My father is firm supporter of whatever Democrat steps up to the plate, but he has a major problem with the election:
"There's only one number that matters, and that's two hundred million."
Am I posting this diary to suggest that Bush's eventual $200 million war chest doesn't matter? No, but I also don't think it's as cracked up as originally thought.
Let's engage in a little fuzzy math. Based on the price of doughnuts, pizza, and ground transportation, let's guess that a paid volunteer costs roughly twenty dollars a day (I'm basing this on my experience as a paid volunteer for Tim Johnson in 2002). Let's think that Bush hires roughly 20,000 volunteers for the last hundred days of the campaign.
20,000 volunteers x $20/day x 100 days = $40 million dollars, all billed to the Bush campaign.
That's one-fifth of their entire funds, and that's just on canvassers. I'm not including campaign management, paid staff, plane transportation (for staffers, not Bush), political consultants...

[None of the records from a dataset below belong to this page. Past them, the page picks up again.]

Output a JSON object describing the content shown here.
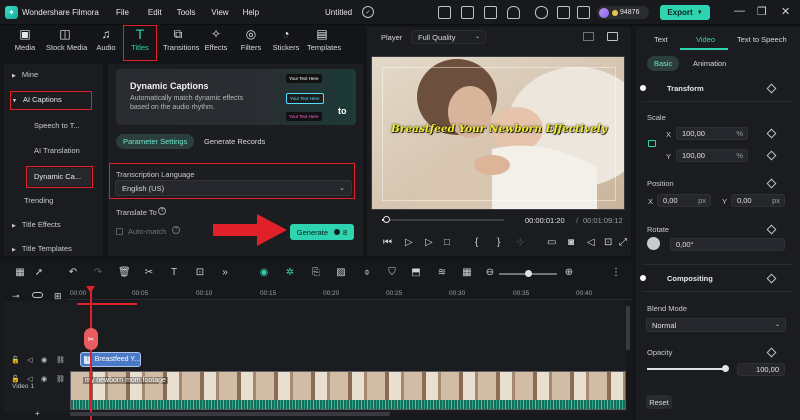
{
  "app": {
    "logo_text": "Wondershare Filmora",
    "doc_title": "Untitled",
    "credits": "94876",
    "export_label": "Export",
    "menu": [
      "File",
      "Edit",
      "Tools",
      "View",
      "Help"
    ]
  },
  "tool_tabs": [
    {
      "label": "Media",
      "icon": "media-icon"
    },
    {
      "label": "Stock Media",
      "icon": "stock-media-icon"
    },
    {
      "label": "Audio",
      "icon": "audio-icon"
    },
    {
      "label": "Titles",
      "icon": "titles-icon"
    },
    {
      "label": "Transitions",
      "icon": "transitions-icon"
    },
    {
      "label": "Effects",
      "icon": "effects-icon"
    },
    {
      "label": "Filters",
      "icon": "filters-icon"
    },
    {
      "label": "Stickers",
      "icon": "stickers-icon"
    },
    {
      "label": "Templates",
      "icon": "templates-icon"
    }
  ],
  "sidebar": {
    "items": [
      "Mine",
      "AI Captions",
      "Speech to T...",
      "AI Translation",
      "Dynamic Ca...",
      "Trending",
      "Title Effects",
      "Title Templates"
    ]
  },
  "captions": {
    "card_title": "Dynamic Captions",
    "card_desc": "Automatically match dynamic effects based on the audio rhythm.",
    "preview_labels": [
      "Your Text Here",
      "Your Text Here",
      "Your Text Here",
      "to"
    ],
    "tabs": [
      "Parameter Settings",
      "Generate Records"
    ],
    "lang_label": "Transcription Language",
    "lang_value": "English (US)",
    "translate_label": "Translate To",
    "automatch_label": "Auto-match",
    "generate_label": "Generate",
    "generate_count": "8"
  },
  "player": {
    "label": "Player",
    "quality": "Full Quality",
    "caption": "Breastfeed Your Newborn Effectively",
    "time_current": "00:00:01:20",
    "time_total": "00:01:09:12",
    "progress": 0.03
  },
  "props": {
    "tabs": [
      "Text",
      "Video",
      "Text to Speech"
    ],
    "subtabs": [
      "Basic",
      "Animation"
    ],
    "transform": "Transform",
    "scale": "Scale",
    "scale_x": "100,00",
    "scale_y": "100,00",
    "pct": "%",
    "position": "Position",
    "pos_x": "0,00",
    "pos_y": "0,00",
    "px": "px",
    "rotate": "Rotate",
    "rotate_value": "0,00°",
    "compositing": "Compositing",
    "blend_mode": "Blend Mode",
    "blend_value": "Normal",
    "opacity": "Opacity",
    "opacity_value": "100,00",
    "reset": "Reset",
    "x": "X",
    "y": "Y"
  },
  "timeline": {
    "ruler": [
      "00:00",
      "00:05",
      "00:10",
      "00:15",
      "00:20",
      "00:25",
      "00:30",
      "00:35",
      "00:40"
    ],
    "title_clip": "Breastfeed Y...",
    "video_clip": "my newborn mom footage",
    "video_track": "Video 1"
  },
  "colors": {
    "accent": "#2ed4b0",
    "highlight": "#e0212a",
    "caption_yellow": "#f2ea2a"
  }
}
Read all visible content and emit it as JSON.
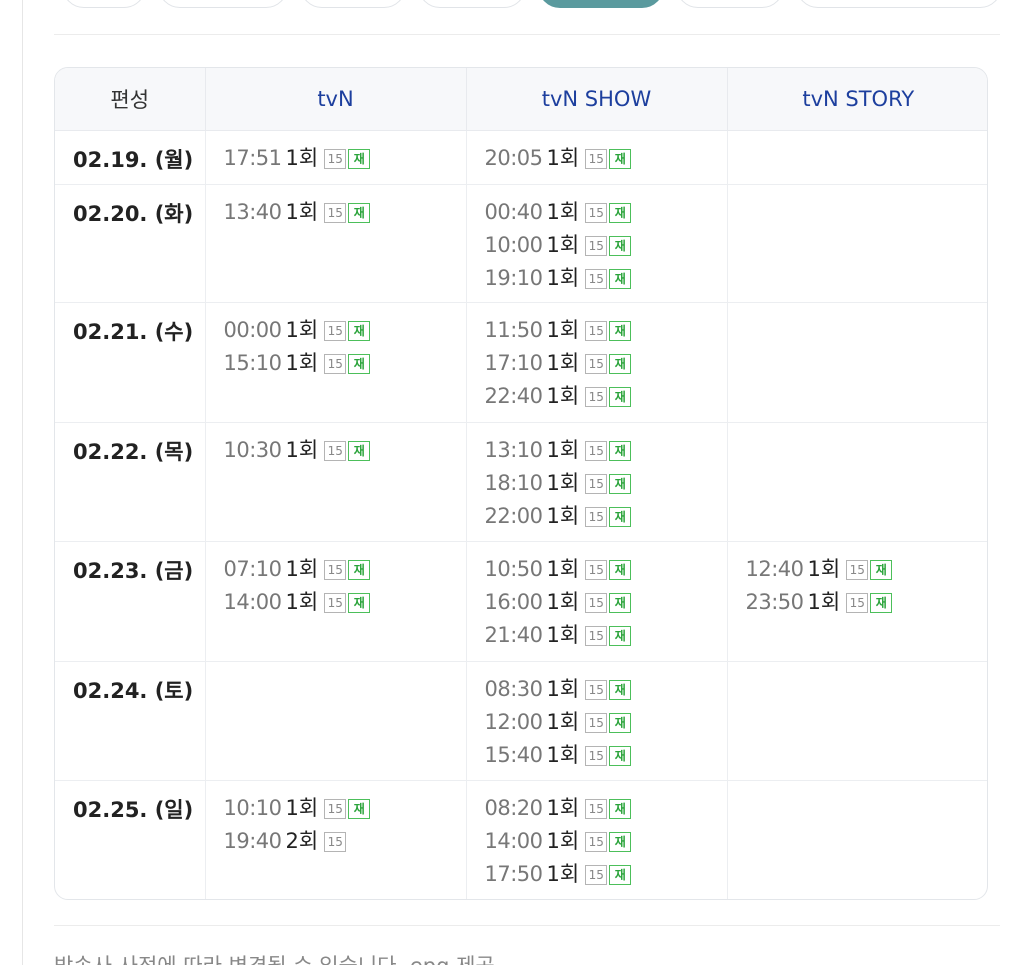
{
  "header": {
    "col_pyeonseong": "편성",
    "channels": [
      "tvN",
      "tvN SHOW",
      "tvN STORY"
    ]
  },
  "badges": {
    "age": "15",
    "rerun": "재"
  },
  "rows": [
    {
      "date": "02.19. (월)",
      "cells": [
        [
          {
            "time": "17:51",
            "ep": "1회",
            "rerun": true
          }
        ],
        [
          {
            "time": "20:05",
            "ep": "1회",
            "rerun": true
          }
        ],
        []
      ]
    },
    {
      "date": "02.20. (화)",
      "cells": [
        [
          {
            "time": "13:40",
            "ep": "1회",
            "rerun": true
          }
        ],
        [
          {
            "time": "00:40",
            "ep": "1회",
            "rerun": true
          },
          {
            "time": "10:00",
            "ep": "1회",
            "rerun": true
          },
          {
            "time": "19:10",
            "ep": "1회",
            "rerun": true
          }
        ],
        []
      ]
    },
    {
      "date": "02.21. (수)",
      "cells": [
        [
          {
            "time": "00:00",
            "ep": "1회",
            "rerun": true
          },
          {
            "time": "15:10",
            "ep": "1회",
            "rerun": true
          }
        ],
        [
          {
            "time": "11:50",
            "ep": "1회",
            "rerun": true
          },
          {
            "time": "17:10",
            "ep": "1회",
            "rerun": true
          },
          {
            "time": "22:40",
            "ep": "1회",
            "rerun": true
          }
        ],
        []
      ]
    },
    {
      "date": "02.22. (목)",
      "cells": [
        [
          {
            "time": "10:30",
            "ep": "1회",
            "rerun": true
          }
        ],
        [
          {
            "time": "13:10",
            "ep": "1회",
            "rerun": true
          },
          {
            "time": "18:10",
            "ep": "1회",
            "rerun": true
          },
          {
            "time": "22:00",
            "ep": "1회",
            "rerun": true
          }
        ],
        []
      ]
    },
    {
      "date": "02.23. (금)",
      "cells": [
        [
          {
            "time": "07:10",
            "ep": "1회",
            "rerun": true
          },
          {
            "time": "14:00",
            "ep": "1회",
            "rerun": true
          }
        ],
        [
          {
            "time": "10:50",
            "ep": "1회",
            "rerun": true
          },
          {
            "time": "16:00",
            "ep": "1회",
            "rerun": true
          },
          {
            "time": "21:40",
            "ep": "1회",
            "rerun": true
          }
        ],
        [
          {
            "time": "12:40",
            "ep": "1회",
            "rerun": true
          },
          {
            "time": "23:50",
            "ep": "1회",
            "rerun": true
          }
        ]
      ]
    },
    {
      "date": "02.24. (토)",
      "cells": [
        [],
        [
          {
            "time": "08:30",
            "ep": "1회",
            "rerun": true
          },
          {
            "time": "12:00",
            "ep": "1회",
            "rerun": true
          },
          {
            "time": "15:40",
            "ep": "1회",
            "rerun": true
          }
        ],
        []
      ]
    },
    {
      "date": "02.25. (일)",
      "cells": [
        [
          {
            "time": "10:10",
            "ep": "1회",
            "rerun": true
          },
          {
            "time": "19:40",
            "ep": "2회",
            "rerun": false
          }
        ],
        [
          {
            "time": "08:20",
            "ep": "1회",
            "rerun": true
          },
          {
            "time": "14:00",
            "ep": "1회",
            "rerun": true
          },
          {
            "time": "17:50",
            "ep": "1회",
            "rerun": true
          }
        ],
        []
      ]
    }
  ],
  "footer": {
    "note": "방송사 사정에 따라 변경될 수 있습니다. epg 제공"
  },
  "colors": {
    "active_tab": "#5a9a9e",
    "channel_header": "#1d3f9e",
    "rerun_badge": "#2aa33a"
  }
}
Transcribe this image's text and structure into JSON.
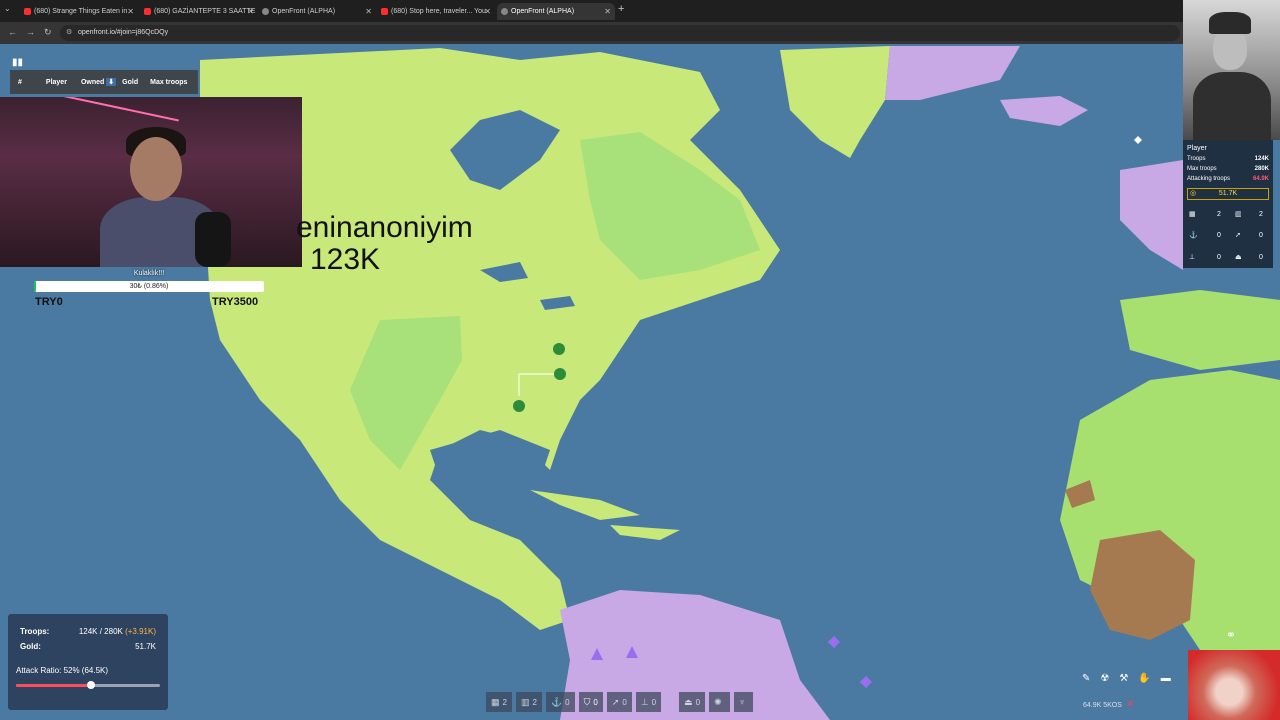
{
  "browser": {
    "tabs": [
      {
        "title": "(680) Strange Things Eaten in",
        "favicon": "youtube-icon",
        "active": false
      },
      {
        "title": "(680) GAZİANTEPTE 3 SAATTE",
        "favicon": "youtube-icon",
        "active": false
      },
      {
        "title": "OpenFront (ALPHA)",
        "favicon": "globe-icon",
        "active": false
      },
      {
        "title": "(680) Stop here, traveler... You",
        "favicon": "youtube-icon",
        "active": false
      },
      {
        "title": "OpenFront (ALPHA)",
        "favicon": "globe-icon",
        "active": true
      }
    ],
    "url": "openfront.io/#join=j86QcDQy"
  },
  "leaderboard": {
    "col_rank": "#",
    "col_player": "Player",
    "col_owned": "Owned",
    "col_gold": "Gold",
    "col_max_troops": "Max troops"
  },
  "donation": {
    "title": "Kulaklık!!!",
    "progress_text": "30₺ (0.86%)",
    "progress_fraction": 0.0086,
    "min_label": "TRY0",
    "max_label": "TRY3500"
  },
  "map": {
    "player_name": "eninanoniyim",
    "player_troops": "123K"
  },
  "player_panel": {
    "title": "Player",
    "troops_label": "Troops",
    "troops_value": "124K",
    "max_troops_label": "Max troops",
    "max_troops_value": "280K",
    "attacking_label": "Attacking troops",
    "attacking_value": "64.9K",
    "gold": "51.7K",
    "cities": "2",
    "factories": "2",
    "ports": "0",
    "missiles": "0",
    "defense": "0",
    "warships": "0"
  },
  "speed_text": "64.9K 5KOS",
  "stats": {
    "troops_label": "Troops:",
    "troops_value": "124K / 280K",
    "troops_increase": "(+3.91K)",
    "gold_label": "Gold:",
    "gold_value": "51.7K",
    "attack_ratio_label": "Attack Ratio: 52% (64.5K)",
    "attack_ratio": 0.52
  },
  "action_bar": [
    {
      "icon": "city-icon",
      "count": "2"
    },
    {
      "icon": "factory-icon",
      "count": "2"
    },
    {
      "icon": "port-icon",
      "count": "0"
    },
    {
      "icon": "shield-icon",
      "count": "0"
    },
    {
      "icon": "missile-silo-icon",
      "count": "0"
    },
    {
      "icon": "sam-icon",
      "count": "0"
    },
    {
      "icon": "warship-icon",
      "count": "0"
    },
    {
      "icon": "atom-bomb-icon",
      "count": ""
    },
    {
      "icon": "hydrogen-bomb-icon",
      "count": ""
    }
  ],
  "colors": {
    "ocean": "#4a7aa2",
    "player_land": "#c9e87a",
    "player_land_light": "#a8e07a",
    "enemy_purple": "#c9a8e6",
    "enemy_brown": "#a57a50",
    "enemy_green": "#a8e070"
  }
}
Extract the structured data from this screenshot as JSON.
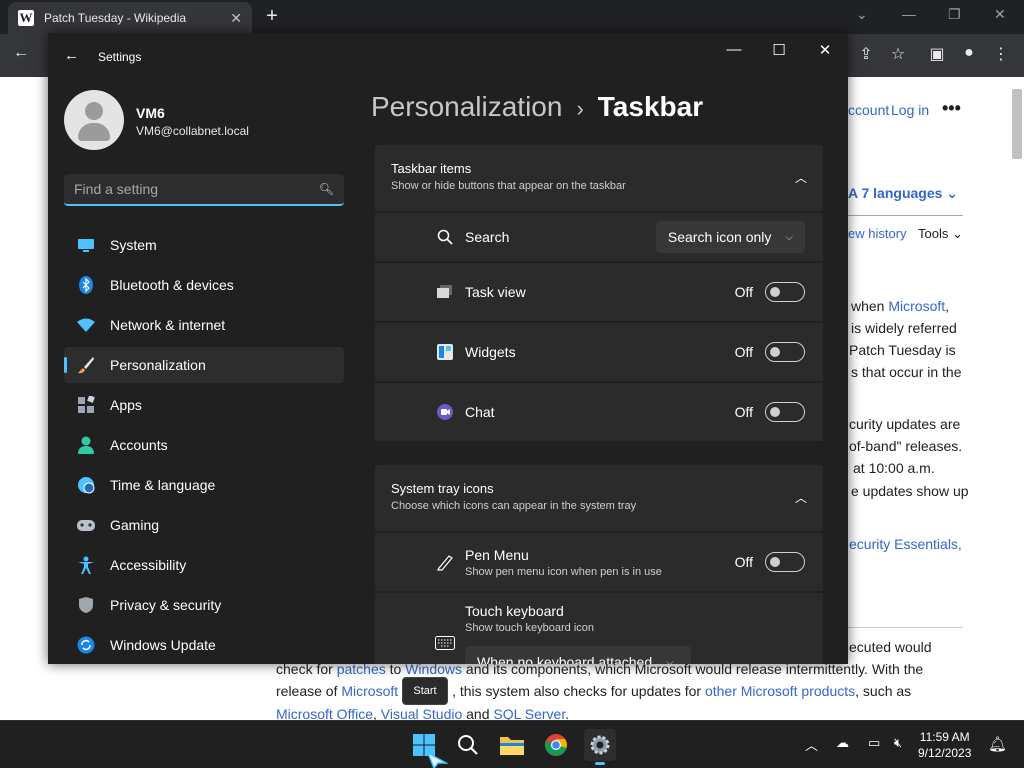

That racks up pretty quickly. And let's not forget TV ads, which cost exponentially more than paid volunteers on the ground.
By contrast, Dean (or Clark to a lesser extent) will have armies of unpaid volunteers that are willing to canvass for their candidate and not have to take a dime from the campaign. The example of writing handwritten letters to undecideds is, to me, the most cost-effective idea that any campaign can put together: these letter-writings happen at the meetups, at which the individuals pay for the transportation to and from there. All the campaign does is pay for the envelopes and stamps.
Now, I know this is a biased audience, but what would you trust more: a handwritten letter from someone you can mail back, or a tv ad/mass-produced direct mailing from a campaign?
Personally, I'd trust the handwritten letter.
Bush may have a large war chest, but he doesn't have many Hessians to use the weapons in that arsenal. That and Hessians don't come very cheap, especially nowadays.